2011 marks the 100th anniversary of International Women’s Day. International Women’s Day is celebrated by people all over the world. They are also eating pancakes, as this year’s IWD falls upon Shrove Tuesday.
Despite the fact that women play an important part in all economic activity, they are not well-represented as project managers. The latest Arras People Benchmark report reveals that although the UK’s proportion of project managers is still below 30 percent, it has slightly increased in the past year.
Richard Stackman and Lisa Henderson have done similar research: PMI memberships contain 70% men and 30% women. Henderson and Stackman published recent research on gender roles in project management. They surveyed 563 project team members and came up with some interesting findings.
Projects less than $1m are twice as likely to have female project managers. According to the authors, this suggests that female project managers are less likely than male counterparts to work on larger, more complex projects with higher costs.
Project managers are more likely to have female members on the same team than their male counterparts.
Female project managers are nine times more likely to work with female team members than male project managers.
“Female project managers and team members may be trapped within a vicious circle on smaller, less-costly projects, leaving them less marginalized both culturally and geographically from power-gaining experiences …[ The historical “glass ceiling” that was established for women…exists in modern project management as well.”
In short, women are more likely to work in virtual teams and less likely to be involved with smaller projects.

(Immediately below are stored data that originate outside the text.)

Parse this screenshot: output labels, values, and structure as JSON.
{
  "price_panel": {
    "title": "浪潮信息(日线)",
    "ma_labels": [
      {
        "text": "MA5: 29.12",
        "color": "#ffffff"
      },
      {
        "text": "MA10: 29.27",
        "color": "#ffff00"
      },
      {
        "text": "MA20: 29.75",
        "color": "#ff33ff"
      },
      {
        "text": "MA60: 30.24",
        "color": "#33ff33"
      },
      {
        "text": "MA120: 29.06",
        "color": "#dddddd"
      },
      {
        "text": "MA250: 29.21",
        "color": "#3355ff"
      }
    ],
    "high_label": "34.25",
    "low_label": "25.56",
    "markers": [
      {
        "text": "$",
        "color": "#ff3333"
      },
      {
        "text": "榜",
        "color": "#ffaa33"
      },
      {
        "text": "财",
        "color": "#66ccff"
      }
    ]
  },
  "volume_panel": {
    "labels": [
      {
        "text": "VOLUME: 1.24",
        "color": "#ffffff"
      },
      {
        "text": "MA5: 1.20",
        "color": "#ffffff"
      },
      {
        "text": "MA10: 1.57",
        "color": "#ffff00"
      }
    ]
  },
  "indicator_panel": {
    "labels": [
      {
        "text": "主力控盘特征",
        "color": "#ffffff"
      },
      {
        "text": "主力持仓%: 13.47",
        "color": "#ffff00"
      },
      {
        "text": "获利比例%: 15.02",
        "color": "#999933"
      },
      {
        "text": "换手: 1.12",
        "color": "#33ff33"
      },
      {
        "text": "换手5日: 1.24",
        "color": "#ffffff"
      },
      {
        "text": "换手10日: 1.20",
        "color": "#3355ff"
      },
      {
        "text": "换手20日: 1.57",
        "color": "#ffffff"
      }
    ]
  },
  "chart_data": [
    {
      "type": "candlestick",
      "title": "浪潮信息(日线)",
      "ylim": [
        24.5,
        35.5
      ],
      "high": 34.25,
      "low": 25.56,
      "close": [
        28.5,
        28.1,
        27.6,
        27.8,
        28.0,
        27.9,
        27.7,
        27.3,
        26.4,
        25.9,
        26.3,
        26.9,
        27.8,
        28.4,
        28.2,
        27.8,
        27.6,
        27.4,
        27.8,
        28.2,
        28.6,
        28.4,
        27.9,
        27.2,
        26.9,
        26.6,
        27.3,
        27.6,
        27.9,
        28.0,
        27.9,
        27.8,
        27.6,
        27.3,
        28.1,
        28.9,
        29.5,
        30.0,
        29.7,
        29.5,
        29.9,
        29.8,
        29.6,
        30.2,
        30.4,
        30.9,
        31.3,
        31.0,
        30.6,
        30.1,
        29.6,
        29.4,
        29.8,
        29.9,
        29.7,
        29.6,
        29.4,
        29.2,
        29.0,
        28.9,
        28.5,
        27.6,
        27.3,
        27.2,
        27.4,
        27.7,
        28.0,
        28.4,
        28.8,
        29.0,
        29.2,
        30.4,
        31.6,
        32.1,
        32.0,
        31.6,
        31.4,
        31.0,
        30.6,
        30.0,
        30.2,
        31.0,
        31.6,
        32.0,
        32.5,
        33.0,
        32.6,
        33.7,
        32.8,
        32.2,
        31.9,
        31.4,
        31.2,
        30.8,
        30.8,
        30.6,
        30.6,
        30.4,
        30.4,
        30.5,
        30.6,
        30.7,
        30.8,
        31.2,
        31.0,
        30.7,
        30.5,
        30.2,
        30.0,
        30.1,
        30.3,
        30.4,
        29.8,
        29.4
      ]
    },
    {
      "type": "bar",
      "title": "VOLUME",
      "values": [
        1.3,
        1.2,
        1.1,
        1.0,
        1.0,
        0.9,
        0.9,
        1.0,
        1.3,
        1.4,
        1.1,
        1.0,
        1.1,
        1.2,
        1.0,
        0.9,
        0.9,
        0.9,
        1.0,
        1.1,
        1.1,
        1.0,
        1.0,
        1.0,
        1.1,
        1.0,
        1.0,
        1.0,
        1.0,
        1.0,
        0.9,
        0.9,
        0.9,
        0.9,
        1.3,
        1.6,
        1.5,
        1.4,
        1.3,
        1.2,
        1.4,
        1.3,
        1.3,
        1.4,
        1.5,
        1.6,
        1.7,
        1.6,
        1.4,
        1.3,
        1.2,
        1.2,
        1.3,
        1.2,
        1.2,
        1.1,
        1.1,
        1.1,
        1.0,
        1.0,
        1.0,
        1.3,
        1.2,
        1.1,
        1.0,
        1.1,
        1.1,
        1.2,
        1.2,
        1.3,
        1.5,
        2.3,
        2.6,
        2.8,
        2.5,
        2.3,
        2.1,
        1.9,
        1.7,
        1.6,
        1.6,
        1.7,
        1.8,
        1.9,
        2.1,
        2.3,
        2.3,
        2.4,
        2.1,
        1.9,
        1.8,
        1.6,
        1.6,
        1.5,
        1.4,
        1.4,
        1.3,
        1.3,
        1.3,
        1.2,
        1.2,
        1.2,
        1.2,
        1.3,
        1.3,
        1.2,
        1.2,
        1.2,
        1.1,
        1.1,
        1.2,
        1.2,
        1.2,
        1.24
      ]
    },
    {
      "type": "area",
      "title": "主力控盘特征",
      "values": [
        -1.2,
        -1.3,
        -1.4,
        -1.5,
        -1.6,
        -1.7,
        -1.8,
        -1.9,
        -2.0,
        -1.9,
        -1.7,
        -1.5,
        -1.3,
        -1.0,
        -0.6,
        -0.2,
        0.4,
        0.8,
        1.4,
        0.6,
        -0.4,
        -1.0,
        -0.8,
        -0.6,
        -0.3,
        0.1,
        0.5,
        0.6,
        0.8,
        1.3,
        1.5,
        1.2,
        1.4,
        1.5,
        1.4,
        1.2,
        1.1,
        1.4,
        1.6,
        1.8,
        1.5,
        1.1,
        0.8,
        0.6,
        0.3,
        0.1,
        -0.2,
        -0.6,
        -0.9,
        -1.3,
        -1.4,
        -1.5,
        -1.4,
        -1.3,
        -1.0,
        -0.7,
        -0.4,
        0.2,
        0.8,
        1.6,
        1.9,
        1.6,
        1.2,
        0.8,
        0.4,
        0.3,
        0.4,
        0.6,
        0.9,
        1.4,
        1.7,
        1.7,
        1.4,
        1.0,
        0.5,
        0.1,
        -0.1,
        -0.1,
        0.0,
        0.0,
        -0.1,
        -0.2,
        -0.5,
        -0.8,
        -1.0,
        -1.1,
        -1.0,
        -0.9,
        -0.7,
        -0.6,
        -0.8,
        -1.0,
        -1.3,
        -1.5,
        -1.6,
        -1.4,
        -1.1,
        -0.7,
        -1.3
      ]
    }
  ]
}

This is bad news for women in project management. This is bad news for organizations that are losing top talent and promoting women to smaller, more affordable jobs with unconscious (or conscious) bias.
Over the past 100 years, International Women’s Day has done a lot to promote the cause for working women. It’s not enough. We all – both men and women – need to support equality at work. Ask for assignments to larger projects. Ask your men to encourage their female colleagues to accept larger projects. You can create a personal development program if you aren’t sure if your team members or you are ready.
Every year, 8 march should be a reminder for you and your organization: What are your efforts to support the career goals and interests of your team members and your female colleagues?
This article was based on research by Linda S. Henderson (2010), Richard W. Stackman (2010). “An Exploratory study on Gender in Project Management : Interrelationships with Role, Location Technology and Project Cost” Project Management Journal Vol. 41, No. 5, 37-55.